Mouse models of genomic syndromes as tools for understanding the basis of complex traits: an example with the smith-magenis and the potocki-lupski syndromes

Abstract

Each human's genome is distinguished by extra and missing DNA that can be "benign" or powerfully impact everything from development to disease. In the case of genomic disorders DNA rearrangements, such as deletions or duplications, correlate with a clinical specific phenotype. The clinical presentations of genomic disorders were thought to result from altered gene copy number of physically linked dosage sensitive genes. Genomic disorders are frequent diseases (~1 per 1,000 births). Smith-Magenis syndrome (SMS) and Potocki-Lupski syndrome (PTLS) are genomic disorders, associated with a deletion and a duplication, of 3.7 Mb respectively, within chromosome 17 band p11.2. This region includes 23 genes. Both syndromes have complex and distinctive phenotypes including multiple congenital and neurobehavioral abnormalities. Human chromosome 17p11.2 is syntenic to the 32-34 cM region of murine chromosome 11. The number and order of the genes are highly conserved. In this review, we will exemplify how genomic disorders can be modeled in mice and the advantages that such models can give in the study of genomic disorders in particular and gene copy number variation (CNV) in general. The contributions of the SMS and PTLS animal models in several aspects ranging from more specific ones, as the definition of the clinical aspects of the human clinical spectrum, the identification of dosage sensitive genes related to the human syndromes, to the more general contributions as the definition of genetic locus impacting obesity and behavior and the elucidation of general mechanisms related to the pathogenesis of gene CNV are discussed.

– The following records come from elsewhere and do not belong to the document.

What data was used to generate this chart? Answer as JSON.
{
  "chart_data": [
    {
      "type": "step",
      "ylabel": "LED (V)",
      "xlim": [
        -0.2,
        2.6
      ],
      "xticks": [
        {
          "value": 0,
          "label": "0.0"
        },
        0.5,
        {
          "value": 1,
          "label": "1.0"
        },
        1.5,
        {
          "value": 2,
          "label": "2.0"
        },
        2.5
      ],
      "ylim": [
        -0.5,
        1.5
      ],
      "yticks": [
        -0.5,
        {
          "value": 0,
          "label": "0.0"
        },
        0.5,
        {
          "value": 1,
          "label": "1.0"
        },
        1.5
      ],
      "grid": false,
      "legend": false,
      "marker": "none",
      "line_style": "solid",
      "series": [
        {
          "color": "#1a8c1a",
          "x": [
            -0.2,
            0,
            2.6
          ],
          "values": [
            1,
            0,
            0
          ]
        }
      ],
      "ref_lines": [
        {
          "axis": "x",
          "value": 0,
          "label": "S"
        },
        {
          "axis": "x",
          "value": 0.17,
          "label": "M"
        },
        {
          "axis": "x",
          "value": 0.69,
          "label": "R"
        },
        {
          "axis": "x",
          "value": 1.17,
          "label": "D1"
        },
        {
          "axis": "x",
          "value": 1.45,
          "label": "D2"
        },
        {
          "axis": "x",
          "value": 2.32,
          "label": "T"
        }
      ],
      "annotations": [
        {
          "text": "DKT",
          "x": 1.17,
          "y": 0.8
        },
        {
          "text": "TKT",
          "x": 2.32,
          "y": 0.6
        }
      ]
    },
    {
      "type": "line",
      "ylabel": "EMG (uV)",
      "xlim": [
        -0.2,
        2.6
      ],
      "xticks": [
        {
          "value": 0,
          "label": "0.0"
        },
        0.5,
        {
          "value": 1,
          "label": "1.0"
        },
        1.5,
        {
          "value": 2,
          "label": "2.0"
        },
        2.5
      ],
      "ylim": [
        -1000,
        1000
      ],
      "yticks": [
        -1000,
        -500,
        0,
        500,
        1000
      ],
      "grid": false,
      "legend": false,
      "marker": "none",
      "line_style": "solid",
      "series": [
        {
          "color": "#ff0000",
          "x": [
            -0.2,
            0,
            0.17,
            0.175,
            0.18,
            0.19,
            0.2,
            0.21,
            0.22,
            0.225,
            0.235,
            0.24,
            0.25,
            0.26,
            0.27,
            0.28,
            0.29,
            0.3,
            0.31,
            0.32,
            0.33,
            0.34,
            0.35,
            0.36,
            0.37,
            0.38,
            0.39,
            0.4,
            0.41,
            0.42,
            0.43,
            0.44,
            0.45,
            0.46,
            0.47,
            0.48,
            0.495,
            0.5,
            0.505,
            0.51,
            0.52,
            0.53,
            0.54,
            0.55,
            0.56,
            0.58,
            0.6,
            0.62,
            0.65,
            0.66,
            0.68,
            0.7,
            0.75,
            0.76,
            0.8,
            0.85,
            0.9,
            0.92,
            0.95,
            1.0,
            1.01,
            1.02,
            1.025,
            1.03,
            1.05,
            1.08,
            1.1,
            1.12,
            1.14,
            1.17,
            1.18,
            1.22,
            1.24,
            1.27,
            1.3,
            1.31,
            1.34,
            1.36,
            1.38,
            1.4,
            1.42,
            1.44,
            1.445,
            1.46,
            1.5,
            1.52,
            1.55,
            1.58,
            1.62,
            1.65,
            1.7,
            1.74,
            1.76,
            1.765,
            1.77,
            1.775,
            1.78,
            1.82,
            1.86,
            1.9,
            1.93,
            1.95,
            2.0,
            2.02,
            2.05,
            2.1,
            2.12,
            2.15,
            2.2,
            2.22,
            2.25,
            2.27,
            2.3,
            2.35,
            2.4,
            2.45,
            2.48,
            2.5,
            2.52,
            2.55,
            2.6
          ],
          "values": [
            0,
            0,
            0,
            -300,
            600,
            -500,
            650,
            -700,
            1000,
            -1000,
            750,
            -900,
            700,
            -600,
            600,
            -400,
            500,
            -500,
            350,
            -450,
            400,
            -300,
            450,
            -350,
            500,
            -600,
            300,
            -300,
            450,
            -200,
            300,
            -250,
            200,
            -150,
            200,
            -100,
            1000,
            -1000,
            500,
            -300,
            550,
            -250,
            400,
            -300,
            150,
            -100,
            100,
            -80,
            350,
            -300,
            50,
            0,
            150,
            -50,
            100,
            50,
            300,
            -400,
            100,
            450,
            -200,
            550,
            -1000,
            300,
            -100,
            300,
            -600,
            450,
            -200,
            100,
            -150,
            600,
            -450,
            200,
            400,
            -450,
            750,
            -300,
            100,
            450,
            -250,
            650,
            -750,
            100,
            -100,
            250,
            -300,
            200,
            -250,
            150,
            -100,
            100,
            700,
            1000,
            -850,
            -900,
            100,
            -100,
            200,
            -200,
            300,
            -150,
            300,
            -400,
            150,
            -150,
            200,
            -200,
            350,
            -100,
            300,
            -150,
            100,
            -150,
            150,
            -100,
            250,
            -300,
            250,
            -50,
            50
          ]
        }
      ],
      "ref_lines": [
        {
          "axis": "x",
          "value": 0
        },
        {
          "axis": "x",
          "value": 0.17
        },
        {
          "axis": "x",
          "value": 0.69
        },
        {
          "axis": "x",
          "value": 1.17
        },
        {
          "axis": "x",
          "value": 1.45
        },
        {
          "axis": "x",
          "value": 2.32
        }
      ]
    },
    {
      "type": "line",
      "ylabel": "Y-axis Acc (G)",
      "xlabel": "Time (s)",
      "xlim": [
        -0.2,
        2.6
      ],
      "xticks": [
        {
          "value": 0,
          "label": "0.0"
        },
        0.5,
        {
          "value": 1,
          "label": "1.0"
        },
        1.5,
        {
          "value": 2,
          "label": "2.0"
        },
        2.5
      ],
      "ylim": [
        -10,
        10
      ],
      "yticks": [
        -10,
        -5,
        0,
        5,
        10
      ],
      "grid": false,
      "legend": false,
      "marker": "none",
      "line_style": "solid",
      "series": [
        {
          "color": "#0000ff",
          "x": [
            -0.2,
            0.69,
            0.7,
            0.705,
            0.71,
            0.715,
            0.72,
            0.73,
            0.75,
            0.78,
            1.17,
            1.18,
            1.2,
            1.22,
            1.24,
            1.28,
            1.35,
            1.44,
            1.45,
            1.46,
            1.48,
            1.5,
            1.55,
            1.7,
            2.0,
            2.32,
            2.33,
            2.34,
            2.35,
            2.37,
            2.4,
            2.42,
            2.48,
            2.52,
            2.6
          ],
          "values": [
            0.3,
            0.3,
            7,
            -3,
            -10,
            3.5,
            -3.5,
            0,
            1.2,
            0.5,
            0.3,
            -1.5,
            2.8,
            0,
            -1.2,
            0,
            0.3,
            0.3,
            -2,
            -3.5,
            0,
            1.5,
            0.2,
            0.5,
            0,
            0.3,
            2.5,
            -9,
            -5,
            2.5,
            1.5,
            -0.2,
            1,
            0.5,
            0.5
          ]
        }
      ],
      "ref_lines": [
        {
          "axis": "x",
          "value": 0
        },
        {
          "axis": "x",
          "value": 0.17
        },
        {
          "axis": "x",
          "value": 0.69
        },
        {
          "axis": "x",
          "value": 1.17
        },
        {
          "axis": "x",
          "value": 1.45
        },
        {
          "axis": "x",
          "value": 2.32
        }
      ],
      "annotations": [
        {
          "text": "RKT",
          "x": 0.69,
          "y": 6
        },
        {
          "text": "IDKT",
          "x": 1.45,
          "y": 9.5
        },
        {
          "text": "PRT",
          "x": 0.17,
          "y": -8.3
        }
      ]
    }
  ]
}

Keywords: Gene copy number variation; complex traits; mouse models.; phenotypic consequences.

Fig. (1).

Steps to consider when modeling genomic disorders in mice. A graphic representation of the steps to follow when deciding to generate a mouse model for CGS is presented. Different strategies could be followed depending if the dosage sensitive gene is known or unknown. Multiple advantages can be obtained with the different models as listed in the figure.

Fig. (2).

Schematic representation of the SMS and PTLS genomic region. Representation of the 17p11.2 region of human chromosome 17 and its syntenic counterpart region 32- to 34-cM of the mouse chromosome 11 is depicted [53]. Centromeres are represented in gray circles. Note that the numbers, orientations, and relative orders of the genes in these syntenic genomic intervals are extremely conserved. Three low-copy repeats are present in the human region: SMS-REPD (distal); SMS-REPM (middle); SMS-REPP (proximal).

Fig. (3).

Existing mouse models of SMS and PTLS syndromes. A) Schematic representation of the wild type 32-34 cM region of 11 mouse chromosome (black line, Mouse 32-34 cM) and the different deletions available at the present (black-grey doted line). The SMS critical region (Df(11)17) [65] and the smaller deletions (Df(11)17-1, -2, -3) [67] are depicted. Finally the mouse harboring a LacZ knock-in in the Rai1 coding sequence is illustrated with a light grey triangle (LacZ knock-in) [68]. B) Representation of the two murine models for the PTLS, one carrying the duplication of the SMS critical region in 11 chromosome 32-34 cM (dark grey line)[65] and a BAC transgenic mouse containing the Rai1 gene [69]. The sizes of the rearrangements are specified within parenthesis.

Fig. (4).

Contribution of existing mouse models for SMS and PTLS. The contribution of the study of the existing SMS and PTLS mouse models in the understanding of the phenotypic and molecular consequences of genomic disorders.